A quoy m'a respondu qu'elle venoit de recepvoir, depuys deux heures, des lettres de son ambassadeur, lesquelles n'avoit encores ouvertes, et que, possible, après les avoir veues, elle auroit de quoy mieulx satisfère à ceste et aultres particularitez que je luy avois proposées, desquelles je luy pourrois cependant bailler ung mémoire, et que, ayant sur le tout prins adviz de son conseil, elle m'y respondroit.

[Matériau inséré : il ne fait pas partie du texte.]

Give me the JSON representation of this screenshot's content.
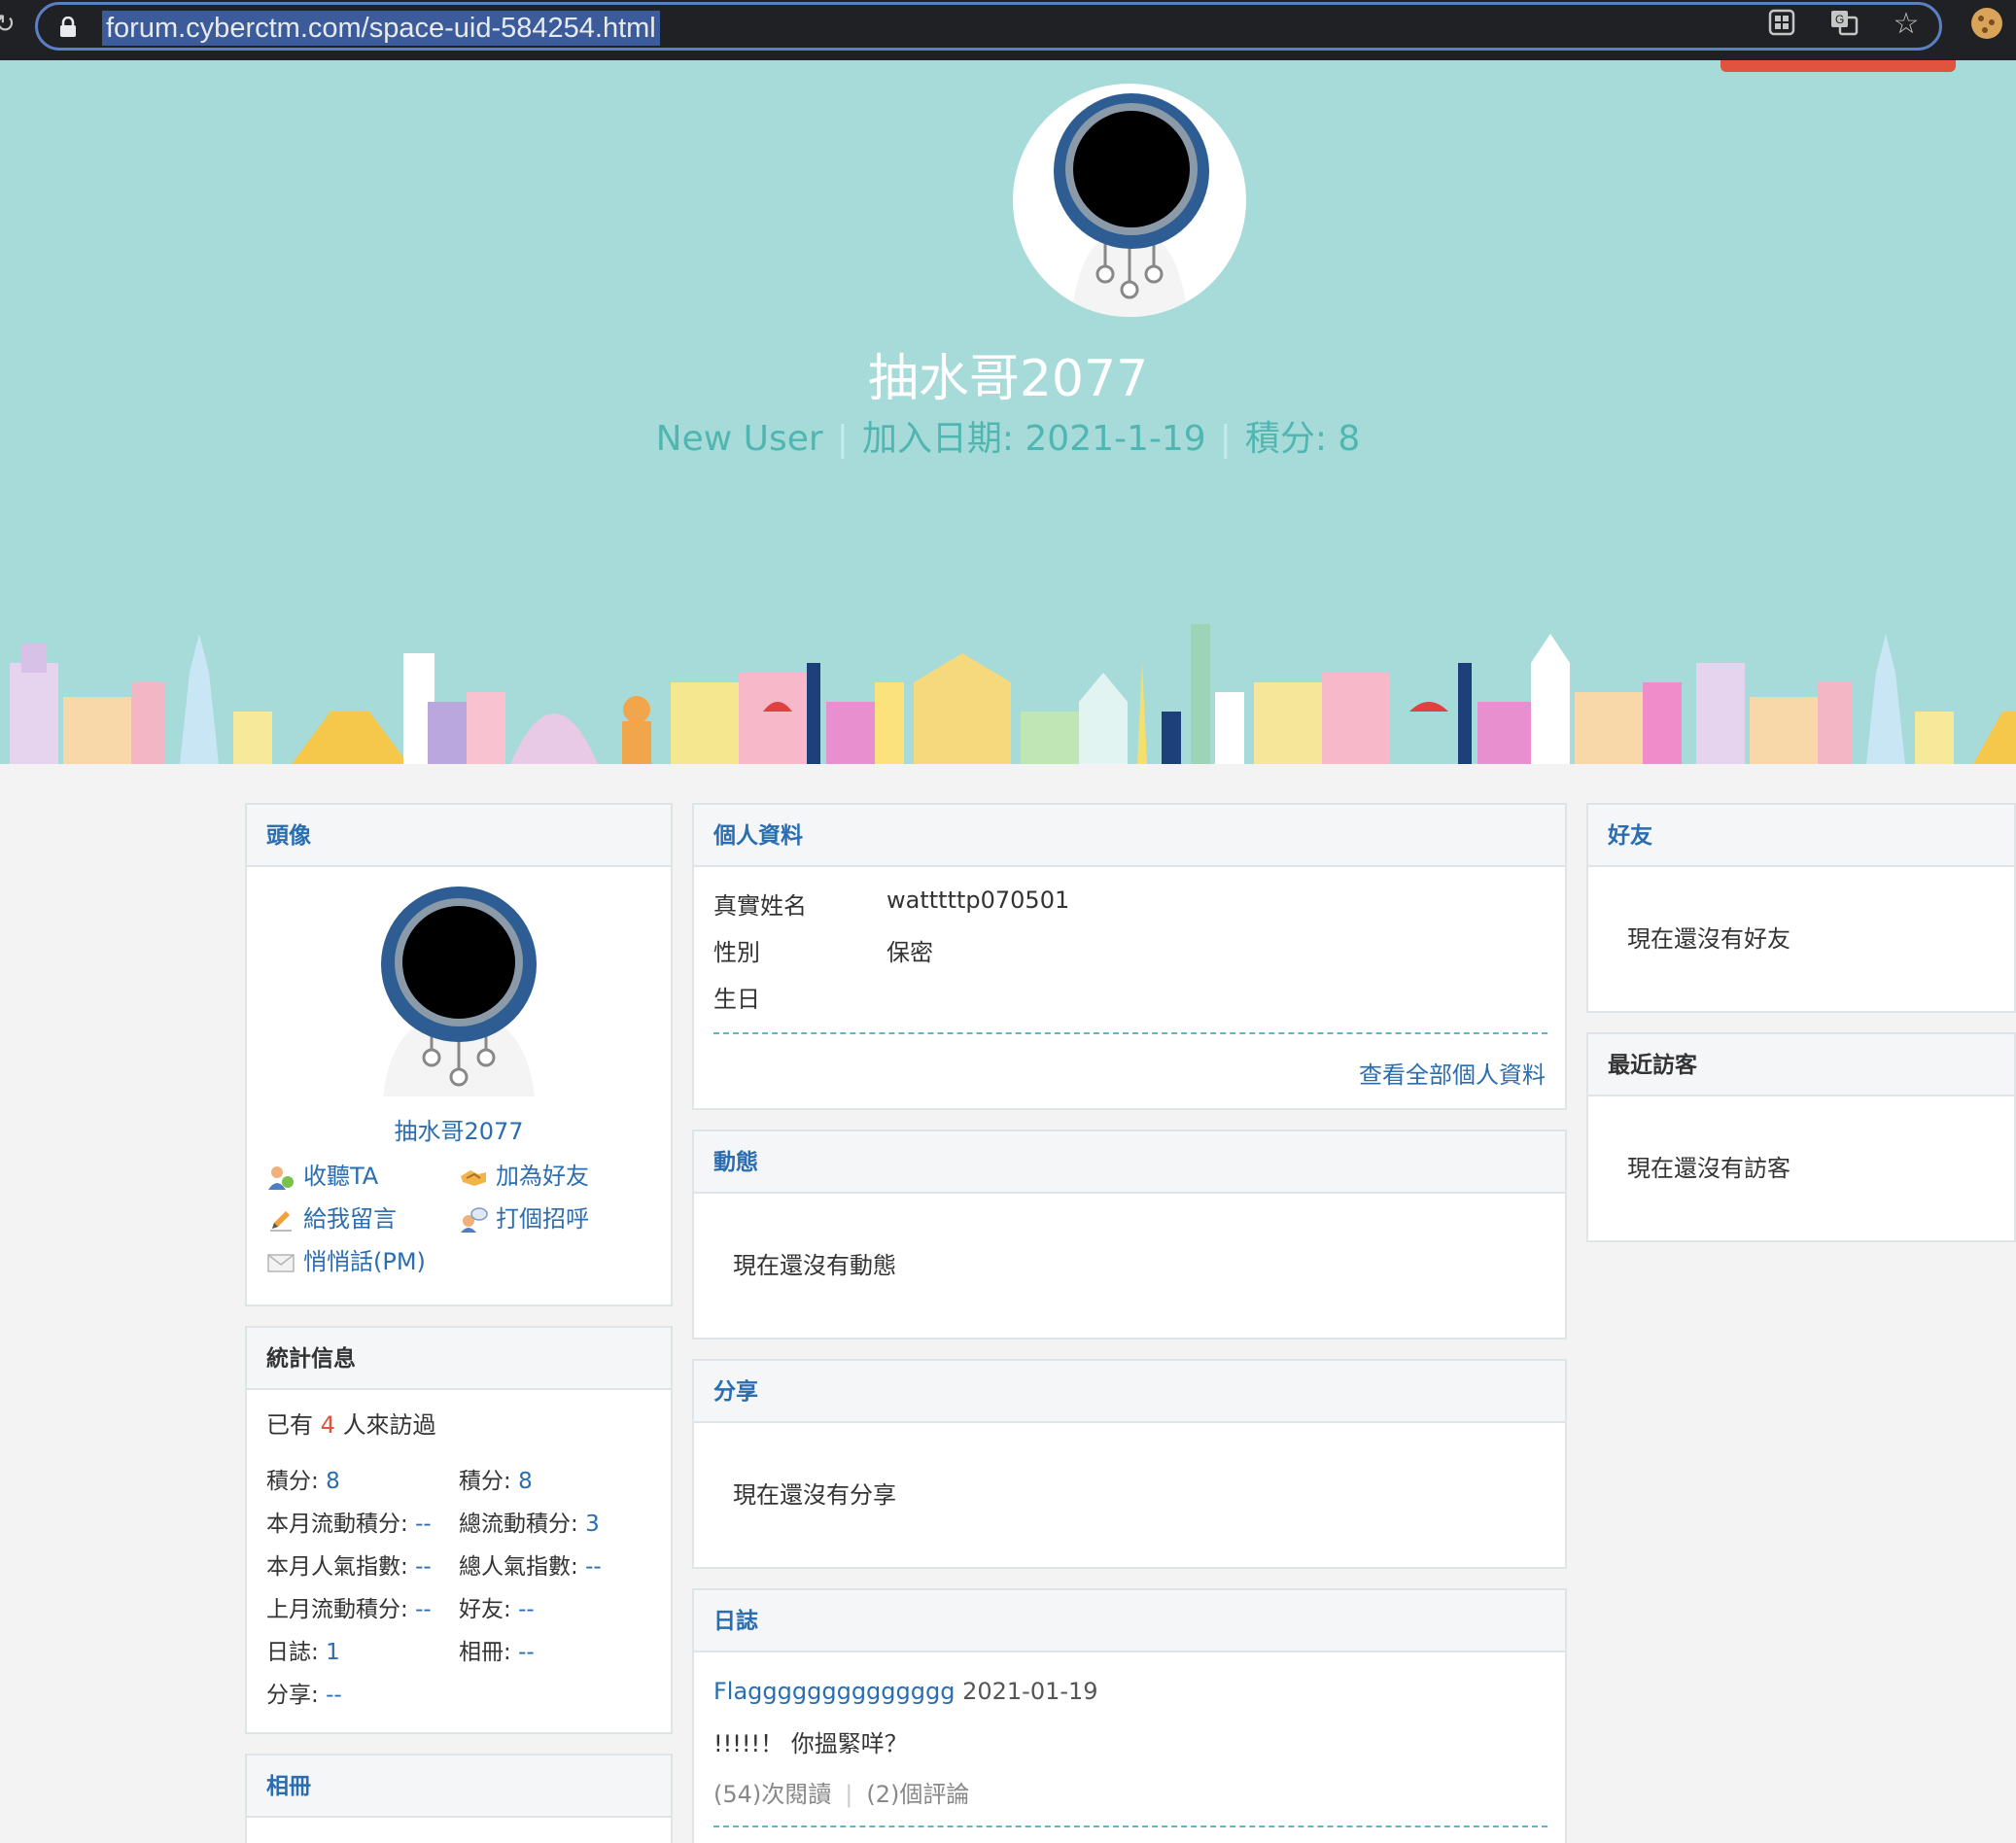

Et par ce que, Sire, parmy ses discours elle m'avoit dict ne fère doubte que le duc d'Alve ne vous persuadât de fère quelque démonstration en sa faveur, pour les choses qu'il avoit mal commancées contre elle, et que je voyois qu'elle estoit sur le poinct de se résouldre ou du dict affère ou du faict de France, je luy volluz bien dire qu'à la vérité il ne pouvoit estre que Voz Magestez Très Chrétiennes n'eussiez esté très marriz de veoir naistre différend entre deux telz princes, voz alliez et confédérez, comme le Roy Catholique et elle, et entre deux estatz si voysins, comme estoient les leurs du vostre; mais que le duc d'Alve s'estimoit si suffizant, et estimoit son Maistre si puissant et si saige, qu'il n'avoit garde de vous demander ny conseil, ny secours, pour sortir de ceste affère; et considèreroit aussi que comme son dict Maître ne vouldroit rompre une de ses bonnes alliances pour vous, qu'il luy seroit mal honeste de vous requérir de rompre les vostres pour luy; et ainsy je me licentiay de la dicte Dame.